Pourtant, cette mesure soulève une question centrale : où vont ces familles une fois sorties du système ? Pour beaucoup, la réponse est simple : vers le parc locatif privé, avec des loyers souvent incompatibles avec leur budget réel — surtout dans les zones tendues.
Le cas de Sonia : entre injustice et absurdité administrative
Interrogée dans l’émission Estelle Midi sur RMC Story, Sonia dépeint une situation kafkaïenne. Après avoir reçu un courrier de la Caleol — l’organisme chargé du réexamen des droits au logement social —, elle n’a eu d’autre choix que de partir. « Le courrier était extrêmement agressif », témoigne-t-elle. « Comme si j’avais triché. Alors que j’ai juste travaillé plus. »
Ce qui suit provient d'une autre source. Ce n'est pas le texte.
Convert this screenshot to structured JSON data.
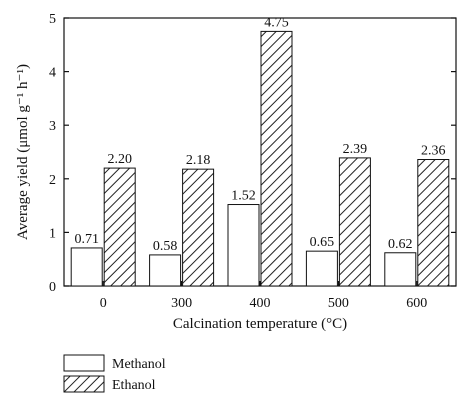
{
  "chart_data": {
    "type": "bar",
    "categories": [
      "0",
      "300",
      "400",
      "500",
      "600"
    ],
    "series": [
      {
        "name": "Methanol",
        "values": [
          0.71,
          0.58,
          1.52,
          0.65,
          0.62
        ],
        "value_labels": [
          "0.71",
          "0.58",
          "1.52",
          "0.65",
          "0.62"
        ],
        "pattern": "none"
      },
      {
        "name": "Ethanol",
        "values": [
          2.2,
          2.18,
          4.75,
          2.39,
          2.36
        ],
        "value_labels": [
          "2.20",
          "2.18",
          "4.75",
          "2.39",
          "2.36"
        ],
        "pattern": "hatch"
      }
    ],
    "xlabel": "Calcination temperature (°C)",
    "ylabel": "Average yield (μmol g⁻¹ h⁻¹)",
    "ylim": [
      0,
      5
    ],
    "yticks": [
      "0",
      "1",
      "2",
      "3",
      "4",
      "5"
    ],
    "grid": false,
    "legend_position": "bottom-left"
  }
}
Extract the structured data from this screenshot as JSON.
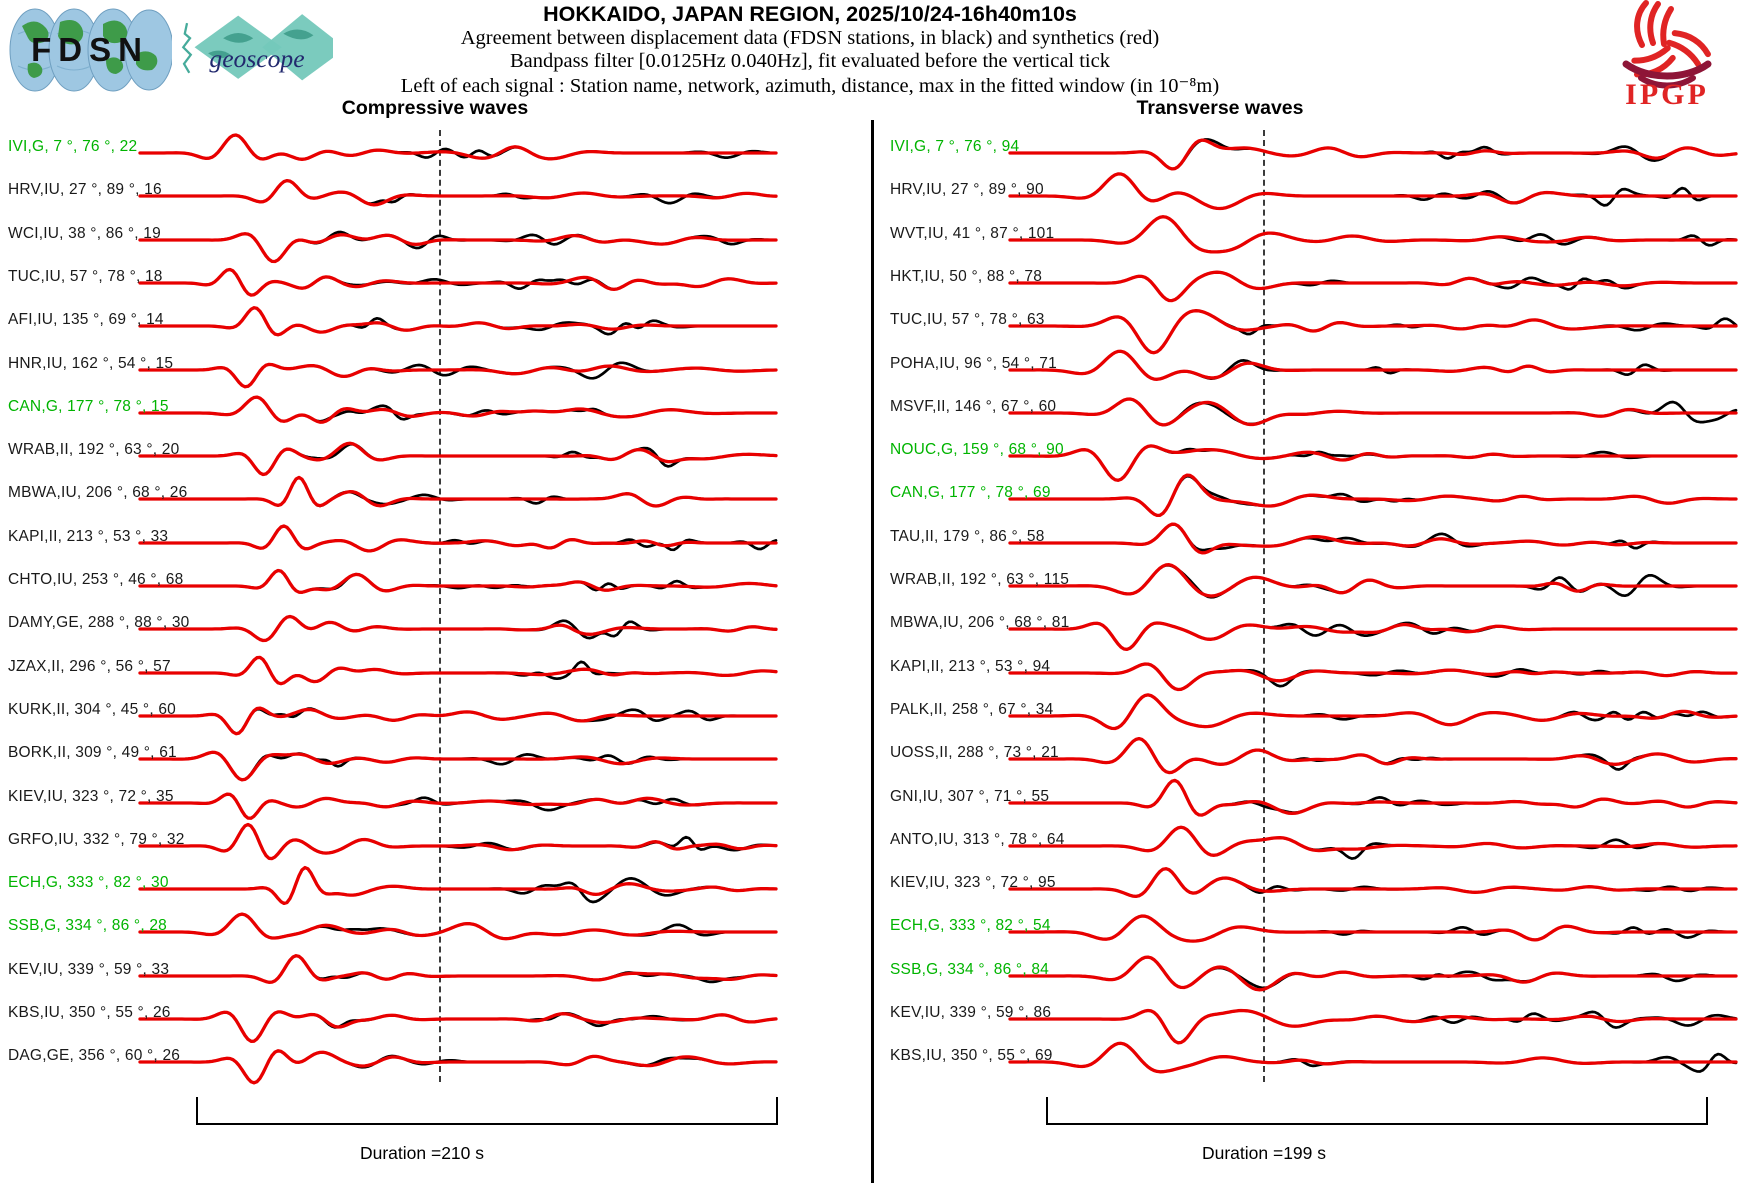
{
  "header": {
    "title": "HOKKAIDO, JAPAN REGION, 2025/10/24-16h40m10s",
    "line2": "Agreement between displacement data (FDSN stations, in black) and synthetics (red)",
    "line3": "Bandpass filter [0.0125Hz 0.040Hz], fit evaluated before the vertical tick",
    "line4": "Left of each signal : Station name, network, azimuth, distance, max in the fitted window (in 10⁻⁸m)",
    "logos": {
      "fdsn": "FDSN",
      "geoscope": "geoscope",
      "ipgp": "IPGP"
    }
  },
  "chart_data": {
    "type": "line",
    "kind": "seismogram-comparison",
    "legend": {
      "black": "displacement data (FDSN stations)",
      "red": "synthetics"
    },
    "trace_colors": {
      "data": "#000000",
      "synthetic": "#e80000",
      "station_green": "#00b400",
      "station_black": "#1a1a1a"
    },
    "panels": [
      {
        "title": "Compressive waves",
        "duration_label": "Duration =210 s",
        "stations": [
          {
            "label": "IVI,G, 7 °, 76 °, 22",
            "station": "IVI",
            "network": "G",
            "azimuth_deg": 7,
            "distance_deg": 76,
            "max_window": 22,
            "green": true
          },
          {
            "label": "HRV,IU, 27 °, 89 °, 16",
            "station": "HRV",
            "network": "IU",
            "azimuth_deg": 27,
            "distance_deg": 89,
            "max_window": 16,
            "green": false
          },
          {
            "label": "WCI,IU, 38 °, 86 °, 19",
            "station": "WCI",
            "network": "IU",
            "azimuth_deg": 38,
            "distance_deg": 86,
            "max_window": 19,
            "green": false
          },
          {
            "label": "TUC,IU, 57 °, 78 °, 18",
            "station": "TUC",
            "network": "IU",
            "azimuth_deg": 57,
            "distance_deg": 78,
            "max_window": 18,
            "green": false
          },
          {
            "label": "AFI,IU, 135 °, 69 °, 14",
            "station": "AFI",
            "network": "IU",
            "azimuth_deg": 135,
            "distance_deg": 69,
            "max_window": 14,
            "green": false
          },
          {
            "label": "HNR,IU, 162 °, 54 °, 15",
            "station": "HNR",
            "network": "IU",
            "azimuth_deg": 162,
            "distance_deg": 54,
            "max_window": 15,
            "green": false
          },
          {
            "label": "CAN,G, 177 °, 78 °, 15",
            "station": "CAN",
            "network": "G",
            "azimuth_deg": 177,
            "distance_deg": 78,
            "max_window": 15,
            "green": true
          },
          {
            "label": "WRAB,II, 192 °, 63 °, 20",
            "station": "WRAB",
            "network": "II",
            "azimuth_deg": 192,
            "distance_deg": 63,
            "max_window": 20,
            "green": false
          },
          {
            "label": "MBWA,IU, 206 °, 68 °, 26",
            "station": "MBWA",
            "network": "IU",
            "azimuth_deg": 206,
            "distance_deg": 68,
            "max_window": 26,
            "green": false
          },
          {
            "label": "KAPI,II, 213 °, 53 °, 33",
            "station": "KAPI",
            "network": "II",
            "azimuth_deg": 213,
            "distance_deg": 53,
            "max_window": 33,
            "green": false
          },
          {
            "label": "CHTO,IU, 253 °, 46 °, 68",
            "station": "CHTO",
            "network": "IU",
            "azimuth_deg": 253,
            "distance_deg": 46,
            "max_window": 68,
            "green": false
          },
          {
            "label": "DAMY,GE, 288 °, 88 °, 30",
            "station": "DAMY",
            "network": "GE",
            "azimuth_deg": 288,
            "distance_deg": 88,
            "max_window": 30,
            "green": false
          },
          {
            "label": "JZAX,II, 296 °, 56 °, 57",
            "station": "JZAX",
            "network": "II",
            "azimuth_deg": 296,
            "distance_deg": 56,
            "max_window": 57,
            "green": false
          },
          {
            "label": "KURK,II, 304 °, 45 °, 60",
            "station": "KURK",
            "network": "II",
            "azimuth_deg": 304,
            "distance_deg": 45,
            "max_window": 60,
            "green": false
          },
          {
            "label": "BORK,II, 309 °, 49 °, 61",
            "station": "BORK",
            "network": "II",
            "azimuth_deg": 309,
            "distance_deg": 49,
            "max_window": 61,
            "green": false
          },
          {
            "label": "KIEV,IU, 323 °, 72 °, 35",
            "station": "KIEV",
            "network": "IU",
            "azimuth_deg": 323,
            "distance_deg": 72,
            "max_window": 35,
            "green": false
          },
          {
            "label": "GRFO,IU, 332 °, 79 °, 32",
            "station": "GRFO",
            "network": "IU",
            "azimuth_deg": 332,
            "distance_deg": 79,
            "max_window": 32,
            "green": false
          },
          {
            "label": "ECH,G, 333 °, 82 °, 30",
            "station": "ECH",
            "network": "G",
            "azimuth_deg": 333,
            "distance_deg": 82,
            "max_window": 30,
            "green": true
          },
          {
            "label": "SSB,G, 334 °, 86 °, 28",
            "station": "SSB",
            "network": "G",
            "azimuth_deg": 334,
            "distance_deg": 86,
            "max_window": 28,
            "green": true
          },
          {
            "label": "KEV,IU, 339 °, 59 °, 33",
            "station": "KEV",
            "network": "IU",
            "azimuth_deg": 339,
            "distance_deg": 59,
            "max_window": 33,
            "green": false
          },
          {
            "label": "KBS,IU, 350 °, 55 °, 26",
            "station": "KBS",
            "network": "IU",
            "azimuth_deg": 350,
            "distance_deg": 55,
            "max_window": 26,
            "green": false
          },
          {
            "label": "DAG,GE, 356 °, 60 °, 26",
            "station": "DAG",
            "network": "GE",
            "azimuth_deg": 356,
            "distance_deg": 60,
            "max_window": 26,
            "green": false
          }
        ]
      },
      {
        "title": "Transverse waves",
        "duration_label": "Duration =199 s",
        "stations": [
          {
            "label": "IVI,G, 7 °, 76 °, 94",
            "station": "IVI",
            "network": "G",
            "azimuth_deg": 7,
            "distance_deg": 76,
            "max_window": 94,
            "green": true
          },
          {
            "label": "HRV,IU, 27 °, 89 °, 90",
            "station": "HRV",
            "network": "IU",
            "azimuth_deg": 27,
            "distance_deg": 89,
            "max_window": 90,
            "green": false
          },
          {
            "label": "WVT,IU, 41 °, 87 °, 101",
            "station": "WVT",
            "network": "IU",
            "azimuth_deg": 41,
            "distance_deg": 87,
            "max_window": 101,
            "green": false
          },
          {
            "label": "HKT,IU, 50 °, 88 °, 78",
            "station": "HKT",
            "network": "IU",
            "azimuth_deg": 50,
            "distance_deg": 88,
            "max_window": 78,
            "green": false
          },
          {
            "label": "TUC,IU, 57 °, 78 °, 63",
            "station": "TUC",
            "network": "IU",
            "azimuth_deg": 57,
            "distance_deg": 78,
            "max_window": 63,
            "green": false
          },
          {
            "label": "POHA,IU, 96 °, 54 °, 71",
            "station": "POHA",
            "network": "IU",
            "azimuth_deg": 96,
            "distance_deg": 54,
            "max_window": 71,
            "green": false
          },
          {
            "label": "MSVF,II, 146 °, 67 °, 60",
            "station": "MSVF",
            "network": "II",
            "azimuth_deg": 146,
            "distance_deg": 67,
            "max_window": 60,
            "green": false
          },
          {
            "label": "NOUC,G, 159 °, 68 °, 90",
            "station": "NOUC",
            "network": "G",
            "azimuth_deg": 159,
            "distance_deg": 68,
            "max_window": 90,
            "green": true
          },
          {
            "label": "CAN,G, 177 °, 78 °, 69",
            "station": "CAN",
            "network": "G",
            "azimuth_deg": 177,
            "distance_deg": 78,
            "max_window": 69,
            "green": true
          },
          {
            "label": "TAU,II, 179 °, 86 °, 58",
            "station": "TAU",
            "network": "II",
            "azimuth_deg": 179,
            "distance_deg": 86,
            "max_window": 58,
            "green": false
          },
          {
            "label": "WRAB,II, 192 °, 63 °, 115",
            "station": "WRAB",
            "network": "II",
            "azimuth_deg": 192,
            "distance_deg": 63,
            "max_window": 115,
            "green": false
          },
          {
            "label": "MBWA,IU, 206 °, 68 °, 81",
            "station": "MBWA",
            "network": "IU",
            "azimuth_deg": 206,
            "distance_deg": 68,
            "max_window": 81,
            "green": false
          },
          {
            "label": "KAPI,II, 213 °, 53 °, 94",
            "station": "KAPI",
            "network": "II",
            "azimuth_deg": 213,
            "distance_deg": 53,
            "max_window": 94,
            "green": false
          },
          {
            "label": "PALK,II, 258 °, 67 °, 34",
            "station": "PALK",
            "network": "II",
            "azimuth_deg": 258,
            "distance_deg": 67,
            "max_window": 34,
            "green": false
          },
          {
            "label": "UOSS,II, 288 °, 73 °, 21",
            "station": "UOSS",
            "network": "II",
            "azimuth_deg": 288,
            "distance_deg": 73,
            "max_window": 21,
            "green": false
          },
          {
            "label": "GNI,IU, 307 °, 71 °, 55",
            "station": "GNI",
            "network": "IU",
            "azimuth_deg": 307,
            "distance_deg": 71,
            "max_window": 55,
            "green": false
          },
          {
            "label": "ANTO,IU, 313 °, 78 °, 64",
            "station": "ANTO",
            "network": "IU",
            "azimuth_deg": 313,
            "distance_deg": 78,
            "max_window": 64,
            "green": false
          },
          {
            "label": "KIEV,IU, 323 °, 72 °, 95",
            "station": "KIEV",
            "network": "IU",
            "azimuth_deg": 323,
            "distance_deg": 72,
            "max_window": 95,
            "green": false
          },
          {
            "label": "ECH,G, 333 °, 82 °, 54",
            "station": "ECH",
            "network": "G",
            "azimuth_deg": 333,
            "distance_deg": 82,
            "max_window": 54,
            "green": true
          },
          {
            "label": "SSB,G, 334 °, 86 °, 84",
            "station": "SSB",
            "network": "G",
            "azimuth_deg": 334,
            "distance_deg": 86,
            "max_window": 84,
            "green": true
          },
          {
            "label": "KEV,IU, 339 °, 59 °, 86",
            "station": "KEV",
            "network": "IU",
            "azimuth_deg": 339,
            "distance_deg": 59,
            "max_window": 86,
            "green": false
          },
          {
            "label": "KBS,IU, 350 °, 55 °, 69",
            "station": "KBS",
            "network": "IU",
            "azimuth_deg": 350,
            "distance_deg": 55,
            "max_window": 69,
            "green": false
          }
        ]
      }
    ]
  }
}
Elle remplissait deux conditions cumulatives : ses ressources avaient dépassé le seuil autorisé, et le nombre d’enfants vivant sous son toit avait baissé. Résultat : perte d’éligibilité. Mais lorsqu’elle a demandé un relogement adapté — plus petit, mais abordable —, on lui a proposé un appartement au loyer multiplié par deux.
La pénurie cachée des grands logements
Son témoignage dénonce aussi un autre dysfonctionnement structurel. « J’ai attendu 17 ans pour avoir quatre chambres », rappelle-t-elle. Pendant des années, ses enfants ont dormi à deux par pièce. Aujourd’hui, ceux qui occupent son ancien logement n’ont que deux enfants.
« Il n’y a presque pas de grands logements dans le parc social », souligne-t-elle. « Dès que vous avez besoin de trois chambres, c’est presque impossible. » À Lille, le délai d’attente moyen avoisine les huit ans — mais cette moyenne masque des écarts abyssaux. « Certains l’ont en deux mois. Moi, en 17 ans. Alors la moyenne, elle ne sert à rien. »
Réformer oui, mais avec quoi ?
La volonté de Vincent Jeanbrun de mettre fin au HLM à vie répond à une urgence réelle : la saturation du parc social. Mais sans construction massive de nouveaux logements — en particulier de logements familiaux — et sans encadrement effectif des loyers dans le privé, la réforme risque de devenir une punition pour les classes moyennes en ascension.
Car sortir du HLM ne signifie pas accéder à un logement stable ou abordable. Cela signifie souvent basculer dans une précarité différente — celle du loyer qui étouffe, du déménagement forcé, de l’instabilité pour les enfants. Si la mobilité est nécessaire, elle ne peut reposer uniquement sur l’éviction. Elle doit s’accompagner de solutions concrètes. Sans quoi, la fin du HLM à vie ne sera qu’une fin de non-recevoir pour des milliers de familles.